Combien de temps me réveillerai-je encore avec, soudain, comme un orage qui brusquement obscurcit tout, un chagrin profond qui m'envahit ? Les images alors défilent, m'obsèdent, des souvenirs que je croyais atténués reviennent, je revois, pendant plusieurs heures, des gestes précis, j'entends des mots que je croyais oubliés, une intensité de tristesse que je pensais endormie se réveille. Le temps, les années ne m'ont pas encore usée, je ne suis pas morte de chagrin, j'ai, vaille que vaille parfois, survécu. J'ai peu à peu retrouvé mon rire, j'ai connu encore des moments heureux, j'ai appris à vivre avec ma blessure qui jamais ne cicatrise mais fait moins mal au fil du temps. Bien souvent encore, j'ai apprécié la vie et jamais je n'ai souhaité la quitter. Mais, après plusieurs années, la précision de certaines heures, une indicible horreur, des mots, des odeurs, des gestes reviennent, intenses brusquement de douleur réveillée. (p.79)

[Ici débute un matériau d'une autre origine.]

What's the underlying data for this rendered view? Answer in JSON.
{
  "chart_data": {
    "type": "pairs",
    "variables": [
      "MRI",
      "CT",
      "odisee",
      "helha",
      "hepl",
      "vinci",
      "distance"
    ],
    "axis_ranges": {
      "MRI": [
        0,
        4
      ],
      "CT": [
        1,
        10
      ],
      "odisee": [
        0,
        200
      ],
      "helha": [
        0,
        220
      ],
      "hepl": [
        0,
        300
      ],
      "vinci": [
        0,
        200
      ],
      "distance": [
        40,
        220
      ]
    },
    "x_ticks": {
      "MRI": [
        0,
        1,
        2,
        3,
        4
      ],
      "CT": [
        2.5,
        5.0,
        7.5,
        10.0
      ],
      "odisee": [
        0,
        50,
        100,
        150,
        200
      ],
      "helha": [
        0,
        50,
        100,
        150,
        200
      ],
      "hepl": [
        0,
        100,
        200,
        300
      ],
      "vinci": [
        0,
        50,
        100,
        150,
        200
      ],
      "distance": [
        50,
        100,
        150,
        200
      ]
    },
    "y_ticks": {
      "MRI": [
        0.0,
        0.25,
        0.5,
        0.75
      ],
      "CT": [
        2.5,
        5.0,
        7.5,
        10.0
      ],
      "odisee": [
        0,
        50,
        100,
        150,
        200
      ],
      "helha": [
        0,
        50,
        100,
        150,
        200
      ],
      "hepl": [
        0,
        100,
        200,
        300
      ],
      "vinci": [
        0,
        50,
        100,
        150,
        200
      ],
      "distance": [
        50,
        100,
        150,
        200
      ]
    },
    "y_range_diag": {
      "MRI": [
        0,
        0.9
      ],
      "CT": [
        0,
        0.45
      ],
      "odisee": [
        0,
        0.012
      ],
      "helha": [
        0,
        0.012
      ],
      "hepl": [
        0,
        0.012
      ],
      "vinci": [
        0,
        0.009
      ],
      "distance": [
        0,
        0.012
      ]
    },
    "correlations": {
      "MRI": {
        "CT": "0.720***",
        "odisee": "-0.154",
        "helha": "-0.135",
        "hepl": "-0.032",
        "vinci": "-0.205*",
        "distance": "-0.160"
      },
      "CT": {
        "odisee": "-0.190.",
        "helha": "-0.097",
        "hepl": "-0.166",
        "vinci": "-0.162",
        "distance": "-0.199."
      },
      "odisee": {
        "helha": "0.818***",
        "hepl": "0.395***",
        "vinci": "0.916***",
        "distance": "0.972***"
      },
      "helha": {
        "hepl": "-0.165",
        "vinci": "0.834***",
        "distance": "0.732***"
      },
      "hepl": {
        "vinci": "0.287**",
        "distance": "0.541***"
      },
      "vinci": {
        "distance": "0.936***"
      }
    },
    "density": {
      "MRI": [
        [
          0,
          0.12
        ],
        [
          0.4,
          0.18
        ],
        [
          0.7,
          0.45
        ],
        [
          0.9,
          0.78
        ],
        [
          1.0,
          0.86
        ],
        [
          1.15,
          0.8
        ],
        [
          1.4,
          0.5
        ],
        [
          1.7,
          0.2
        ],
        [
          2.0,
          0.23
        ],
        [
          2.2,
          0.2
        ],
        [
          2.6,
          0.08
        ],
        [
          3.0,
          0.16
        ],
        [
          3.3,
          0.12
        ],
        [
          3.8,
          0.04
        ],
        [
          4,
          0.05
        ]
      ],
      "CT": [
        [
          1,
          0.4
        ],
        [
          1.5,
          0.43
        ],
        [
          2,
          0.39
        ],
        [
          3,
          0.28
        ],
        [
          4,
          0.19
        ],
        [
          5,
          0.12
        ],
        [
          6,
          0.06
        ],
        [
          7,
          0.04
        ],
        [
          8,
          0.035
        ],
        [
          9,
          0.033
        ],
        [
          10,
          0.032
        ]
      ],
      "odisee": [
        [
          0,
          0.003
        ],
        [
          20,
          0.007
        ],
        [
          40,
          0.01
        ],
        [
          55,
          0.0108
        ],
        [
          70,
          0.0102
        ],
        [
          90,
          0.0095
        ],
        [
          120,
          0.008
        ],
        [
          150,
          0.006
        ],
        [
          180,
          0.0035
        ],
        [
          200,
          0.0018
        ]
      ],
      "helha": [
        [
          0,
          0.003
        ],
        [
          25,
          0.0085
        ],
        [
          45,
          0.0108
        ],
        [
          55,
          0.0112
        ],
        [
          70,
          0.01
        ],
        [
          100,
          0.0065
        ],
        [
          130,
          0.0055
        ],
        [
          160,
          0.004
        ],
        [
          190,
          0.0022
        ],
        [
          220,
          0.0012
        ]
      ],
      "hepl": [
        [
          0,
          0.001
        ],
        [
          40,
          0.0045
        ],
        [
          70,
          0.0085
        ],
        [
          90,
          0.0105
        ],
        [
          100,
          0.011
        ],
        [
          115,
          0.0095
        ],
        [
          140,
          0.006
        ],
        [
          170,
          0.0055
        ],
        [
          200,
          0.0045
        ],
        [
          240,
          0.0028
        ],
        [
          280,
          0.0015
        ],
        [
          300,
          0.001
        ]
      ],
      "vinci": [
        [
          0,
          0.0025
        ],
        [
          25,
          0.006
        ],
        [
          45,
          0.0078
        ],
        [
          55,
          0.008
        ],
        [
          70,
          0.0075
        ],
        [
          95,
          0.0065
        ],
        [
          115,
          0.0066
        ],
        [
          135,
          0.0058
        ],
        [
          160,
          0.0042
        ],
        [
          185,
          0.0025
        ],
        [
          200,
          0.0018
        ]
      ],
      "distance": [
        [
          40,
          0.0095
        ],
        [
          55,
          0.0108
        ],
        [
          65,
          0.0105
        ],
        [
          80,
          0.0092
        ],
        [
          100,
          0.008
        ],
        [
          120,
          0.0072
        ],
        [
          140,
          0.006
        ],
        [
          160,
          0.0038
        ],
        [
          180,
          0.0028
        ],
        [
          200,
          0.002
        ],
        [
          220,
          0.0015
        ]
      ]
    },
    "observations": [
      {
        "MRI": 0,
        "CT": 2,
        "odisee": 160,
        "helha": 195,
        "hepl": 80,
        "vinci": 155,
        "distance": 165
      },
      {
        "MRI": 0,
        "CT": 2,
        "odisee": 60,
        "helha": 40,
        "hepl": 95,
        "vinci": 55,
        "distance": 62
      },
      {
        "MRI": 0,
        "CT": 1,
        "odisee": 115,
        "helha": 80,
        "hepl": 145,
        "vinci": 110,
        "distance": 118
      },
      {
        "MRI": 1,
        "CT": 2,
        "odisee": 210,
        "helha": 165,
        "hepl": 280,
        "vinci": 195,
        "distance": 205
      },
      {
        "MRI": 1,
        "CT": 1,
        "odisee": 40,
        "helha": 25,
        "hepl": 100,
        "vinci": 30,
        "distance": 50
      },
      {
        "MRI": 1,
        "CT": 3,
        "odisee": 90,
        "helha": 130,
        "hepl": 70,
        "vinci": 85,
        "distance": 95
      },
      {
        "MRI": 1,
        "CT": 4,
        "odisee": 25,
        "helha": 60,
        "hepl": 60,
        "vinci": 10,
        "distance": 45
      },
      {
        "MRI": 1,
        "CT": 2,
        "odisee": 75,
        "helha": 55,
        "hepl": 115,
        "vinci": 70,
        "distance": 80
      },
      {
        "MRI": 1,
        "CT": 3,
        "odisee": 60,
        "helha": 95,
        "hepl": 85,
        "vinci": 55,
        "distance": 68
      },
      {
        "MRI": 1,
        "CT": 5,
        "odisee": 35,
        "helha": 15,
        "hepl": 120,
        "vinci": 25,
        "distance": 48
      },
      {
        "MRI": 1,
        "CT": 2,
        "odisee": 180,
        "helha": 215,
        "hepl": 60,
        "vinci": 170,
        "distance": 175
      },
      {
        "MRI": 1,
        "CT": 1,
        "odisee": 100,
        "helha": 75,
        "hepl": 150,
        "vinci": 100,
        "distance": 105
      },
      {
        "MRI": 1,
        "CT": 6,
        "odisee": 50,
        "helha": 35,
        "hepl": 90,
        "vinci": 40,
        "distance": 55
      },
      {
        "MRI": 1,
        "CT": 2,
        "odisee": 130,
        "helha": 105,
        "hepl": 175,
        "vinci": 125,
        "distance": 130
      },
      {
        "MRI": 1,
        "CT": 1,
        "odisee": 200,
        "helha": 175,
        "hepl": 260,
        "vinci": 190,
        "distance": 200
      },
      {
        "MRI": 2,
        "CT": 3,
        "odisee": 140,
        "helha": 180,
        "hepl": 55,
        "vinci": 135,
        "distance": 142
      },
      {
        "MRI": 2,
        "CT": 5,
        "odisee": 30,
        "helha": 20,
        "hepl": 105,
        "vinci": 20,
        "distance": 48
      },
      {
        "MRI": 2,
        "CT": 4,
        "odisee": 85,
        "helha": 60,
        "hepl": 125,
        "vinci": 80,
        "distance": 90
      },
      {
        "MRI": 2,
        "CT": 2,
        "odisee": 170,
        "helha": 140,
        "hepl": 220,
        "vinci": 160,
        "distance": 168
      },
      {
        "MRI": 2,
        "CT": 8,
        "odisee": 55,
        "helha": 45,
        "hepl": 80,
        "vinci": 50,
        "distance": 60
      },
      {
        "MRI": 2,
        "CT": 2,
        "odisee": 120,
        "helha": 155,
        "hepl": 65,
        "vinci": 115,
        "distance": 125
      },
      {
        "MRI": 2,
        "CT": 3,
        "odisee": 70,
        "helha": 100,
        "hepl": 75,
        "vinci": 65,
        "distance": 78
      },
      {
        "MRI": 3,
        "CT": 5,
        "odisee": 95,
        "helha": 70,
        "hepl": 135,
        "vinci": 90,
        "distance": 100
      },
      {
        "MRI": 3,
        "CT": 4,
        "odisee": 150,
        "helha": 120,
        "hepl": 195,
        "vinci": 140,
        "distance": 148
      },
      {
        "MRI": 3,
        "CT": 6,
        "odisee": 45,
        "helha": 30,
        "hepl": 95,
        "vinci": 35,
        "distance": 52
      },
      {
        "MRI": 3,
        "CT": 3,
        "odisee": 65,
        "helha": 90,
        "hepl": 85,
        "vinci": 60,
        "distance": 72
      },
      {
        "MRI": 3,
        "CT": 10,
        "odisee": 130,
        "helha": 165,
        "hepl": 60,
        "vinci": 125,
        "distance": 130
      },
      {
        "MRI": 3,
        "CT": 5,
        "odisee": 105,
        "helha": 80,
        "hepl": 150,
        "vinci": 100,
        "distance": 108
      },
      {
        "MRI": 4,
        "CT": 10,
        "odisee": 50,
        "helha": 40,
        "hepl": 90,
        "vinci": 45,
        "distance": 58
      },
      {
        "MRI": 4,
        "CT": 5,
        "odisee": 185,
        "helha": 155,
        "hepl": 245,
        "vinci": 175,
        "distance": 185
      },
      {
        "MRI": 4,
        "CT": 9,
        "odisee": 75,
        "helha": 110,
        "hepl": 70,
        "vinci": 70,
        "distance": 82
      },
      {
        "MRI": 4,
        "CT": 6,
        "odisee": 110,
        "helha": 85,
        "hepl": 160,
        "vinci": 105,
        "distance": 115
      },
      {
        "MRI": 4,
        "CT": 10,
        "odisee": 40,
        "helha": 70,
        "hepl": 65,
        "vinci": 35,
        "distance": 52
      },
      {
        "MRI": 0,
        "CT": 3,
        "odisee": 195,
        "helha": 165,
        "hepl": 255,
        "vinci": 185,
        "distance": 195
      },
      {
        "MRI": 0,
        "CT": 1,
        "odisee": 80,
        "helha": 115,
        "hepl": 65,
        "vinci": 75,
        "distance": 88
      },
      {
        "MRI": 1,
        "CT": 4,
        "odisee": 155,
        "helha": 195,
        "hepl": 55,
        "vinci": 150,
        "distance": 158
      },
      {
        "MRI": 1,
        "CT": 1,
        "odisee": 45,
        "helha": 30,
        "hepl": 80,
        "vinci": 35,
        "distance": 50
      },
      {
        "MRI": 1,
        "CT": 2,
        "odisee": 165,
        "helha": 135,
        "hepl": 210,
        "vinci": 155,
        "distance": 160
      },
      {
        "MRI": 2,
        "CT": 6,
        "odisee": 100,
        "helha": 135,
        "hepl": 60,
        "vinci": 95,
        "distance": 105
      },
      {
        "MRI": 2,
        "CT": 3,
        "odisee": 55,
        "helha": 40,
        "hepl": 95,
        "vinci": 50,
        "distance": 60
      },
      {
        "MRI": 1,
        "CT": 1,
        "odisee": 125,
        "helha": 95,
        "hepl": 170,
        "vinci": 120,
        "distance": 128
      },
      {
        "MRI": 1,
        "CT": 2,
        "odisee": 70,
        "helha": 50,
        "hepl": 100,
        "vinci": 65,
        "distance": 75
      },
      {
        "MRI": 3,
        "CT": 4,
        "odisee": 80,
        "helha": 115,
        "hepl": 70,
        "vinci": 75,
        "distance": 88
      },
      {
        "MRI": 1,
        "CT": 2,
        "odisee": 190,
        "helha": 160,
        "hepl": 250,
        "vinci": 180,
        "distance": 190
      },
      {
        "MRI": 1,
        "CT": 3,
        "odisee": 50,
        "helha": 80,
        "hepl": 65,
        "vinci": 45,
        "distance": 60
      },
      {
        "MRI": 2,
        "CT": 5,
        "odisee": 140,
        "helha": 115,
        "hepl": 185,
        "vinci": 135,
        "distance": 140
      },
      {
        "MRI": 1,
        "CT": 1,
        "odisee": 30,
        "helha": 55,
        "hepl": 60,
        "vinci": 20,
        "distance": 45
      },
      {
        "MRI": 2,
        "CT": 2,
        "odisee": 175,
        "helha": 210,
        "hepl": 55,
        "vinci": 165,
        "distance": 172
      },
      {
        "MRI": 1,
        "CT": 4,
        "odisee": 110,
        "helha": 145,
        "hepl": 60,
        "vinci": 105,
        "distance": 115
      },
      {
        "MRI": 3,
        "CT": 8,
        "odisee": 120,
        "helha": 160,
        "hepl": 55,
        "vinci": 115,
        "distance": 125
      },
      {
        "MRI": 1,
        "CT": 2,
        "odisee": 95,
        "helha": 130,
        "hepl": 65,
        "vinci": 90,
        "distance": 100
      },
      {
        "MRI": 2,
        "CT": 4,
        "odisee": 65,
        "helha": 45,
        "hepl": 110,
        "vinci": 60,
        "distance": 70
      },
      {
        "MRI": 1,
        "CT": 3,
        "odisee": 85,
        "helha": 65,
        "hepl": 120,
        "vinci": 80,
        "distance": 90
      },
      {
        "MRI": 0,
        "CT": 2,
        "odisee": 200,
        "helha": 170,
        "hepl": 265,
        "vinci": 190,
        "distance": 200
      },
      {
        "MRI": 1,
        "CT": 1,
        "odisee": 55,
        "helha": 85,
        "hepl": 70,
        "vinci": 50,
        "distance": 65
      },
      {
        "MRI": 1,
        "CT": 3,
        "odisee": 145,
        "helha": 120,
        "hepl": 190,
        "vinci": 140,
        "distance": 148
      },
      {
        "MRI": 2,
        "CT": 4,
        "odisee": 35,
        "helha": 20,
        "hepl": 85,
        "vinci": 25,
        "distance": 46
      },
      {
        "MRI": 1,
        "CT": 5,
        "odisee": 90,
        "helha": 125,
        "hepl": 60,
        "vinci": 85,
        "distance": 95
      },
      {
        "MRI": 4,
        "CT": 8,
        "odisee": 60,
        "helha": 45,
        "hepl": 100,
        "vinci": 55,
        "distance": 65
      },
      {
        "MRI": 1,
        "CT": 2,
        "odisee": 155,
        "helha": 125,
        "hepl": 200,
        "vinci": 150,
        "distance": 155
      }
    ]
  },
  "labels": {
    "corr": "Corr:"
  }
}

Elle n'avait jamais eu de nom. Ou peut-être tout le monde l'avait-il oublié. On l'appelait Kilissa, la Cilicienne, à cause de son origine. Elle était arrivée un matin, fière, désespérée, humiliée. Jamais elle n'évoquait son départ de là-bas, jamais elle ne parlait de son passé, personne ne savait quel regard, quelles pressions, quel marchandage l'avaient amenée sur les rives de l'Argolide. Elle était alors au bord de l'adolescence, seule, le ventre noué, elle ne comprenait pas un mot de la langue de la région où elle avait abordé. Elle était un objet parmi d'autres. Elle avait essayé de fixer, au plus profond d'elle-même, les couleurs, les visages, les gestes de ceux qu'elle ne reverrait jamais. Elle était une esclave. Elle n'était rien. Elle avait l'impression de disparaître peu à peu.
On l'avait conduite au palais du roi Agamemnon.